На следующий день полевой жизни, после завтрака и положенного развода все разошлись и разъехались по местам работ: кто дооборудовал лагерь и пункт хозяйственного довольствия (попросту – ПХД), кто готовил огневые позиции для орудий. Мой взвод «вгрызался» в мёрзлый песчаный грунт, чтобы к обеду на пологой высотке был «врыт в землю» командно-наблюдательный пункт. Мороз давил садкий – под тридцать!

Вечером после ужина офицеры собрались в палатке, чтобы погонять «пульку» и обменяться новостями. За разговором кто-то вспомнил суматошный и бестолковый прошедший день, «надёжу страны» Витю Доржиева, а также …Волоху Коротницкого.

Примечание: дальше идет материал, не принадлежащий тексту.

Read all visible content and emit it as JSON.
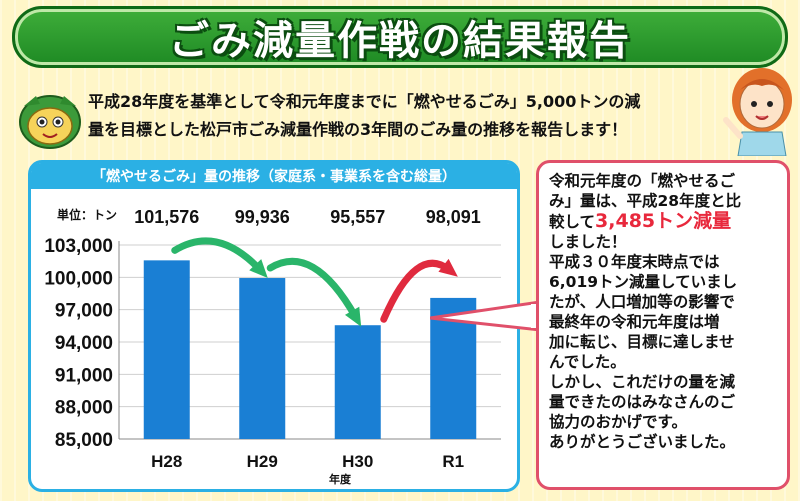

«Иду я по парку, – говорил комбат Серёга Ямковой, – все механы скукожились, еле ходят, а Волоха Коротницкий, смотрю: капот открыл, в движок залез и не шевелится – только жопа торчит. Я подумал: спит что ли, или замёрз? Запрыгиваю, гляжу – он голыми руками ключ держит и гайку крутит. Я спрашиваю, мол, тебе не холодно? А он – нет, мол, я привычный.

Я всю стоянку обошёл, а когда возвращался, смотрю – зад волохин так из-под капота и торчит. Во, кремень!»

Зная его мягкий трусоватый характер, мы как-то прониклись некоторым уважением в Волохе, а, больше того, решили, что он, всё-таки, чудаковатый. Ну и ладно, и забыли о нём.

Все последующие дни этой недели мы посвятили боевой учёбе и управлению стрельбой. С моим наставником, начальником разведки Серёгой Тарулиным мы учились сами и учили бойцов скрытно занимать позицию, разворачивать связь и приборы артиллерийской разведки, и ещё много чего.

Наступило воскресенье. Как и положено по воинским традициям, в этот день командование организовало спортивный праздник. Мороз несколько спал – днём было безветренно и градусов 10-12. Наша батарея бежала марш-бросок на шесть километров в общей колонне: три километра по полигону туда и три – назад. Подбадривал нас на УАЗике шарообразный, круглолицый, красномордый замполит бригады.
Бежали все: впереди – комбат, дальше – взводные со своими солдатами. Минут через двадцать сплошного топота кирзовых сапог по мёрзлой колее я вдруг услышал сзади себя приближающееся какое-то шлёпание и богатырское ритмичное сопение. Обгоняя меня по обочине, слева от общего строя бегущих, тяжело и уверенно «работал» …Волоха. Сапог на его ногах не было, они были зажаты у него под мышками. Шлёпая босыми ступнями, он быстро скрылся из виду где-то впереди. Мне удивляться было некогда, поэтому я оставил расспросы на потом, продолжая вдыхать носом на раз-два-три и шумно выдыхать.

Нас обогнала машина замполита. Минут через пять она вернулась, и политработник разгоряченно проорал:

– Чей это боец там бежит без сапог? Вы что, совсем с ума посходили?

Ямковой, выругавшись и разведя руками, крикнул:

– А я что, с него сапоги снимал, что ли? Ладно, товарищ подполковник, разберёмся.

На трёхкилометровом развороте мы Волоху остановили и попросили сапоги надеть, а то замполит нервничает. Он, смущённо улыбаясь и натягивая обутки, возбуждённо оправдывался:
 
– А у нас в деревне все так бегают!

Волоха в тот раз, потеряв «штрафное» время, на разувание и обувание, всё равно пришёл первым. И стал ещё одной знаменитостью нашей части.

Весной Волоха стал уже старослужащим. Говорят, он «гонял» молодых также, как «гоняли» его. Но, скорее всего, это было некоторым преувеличением.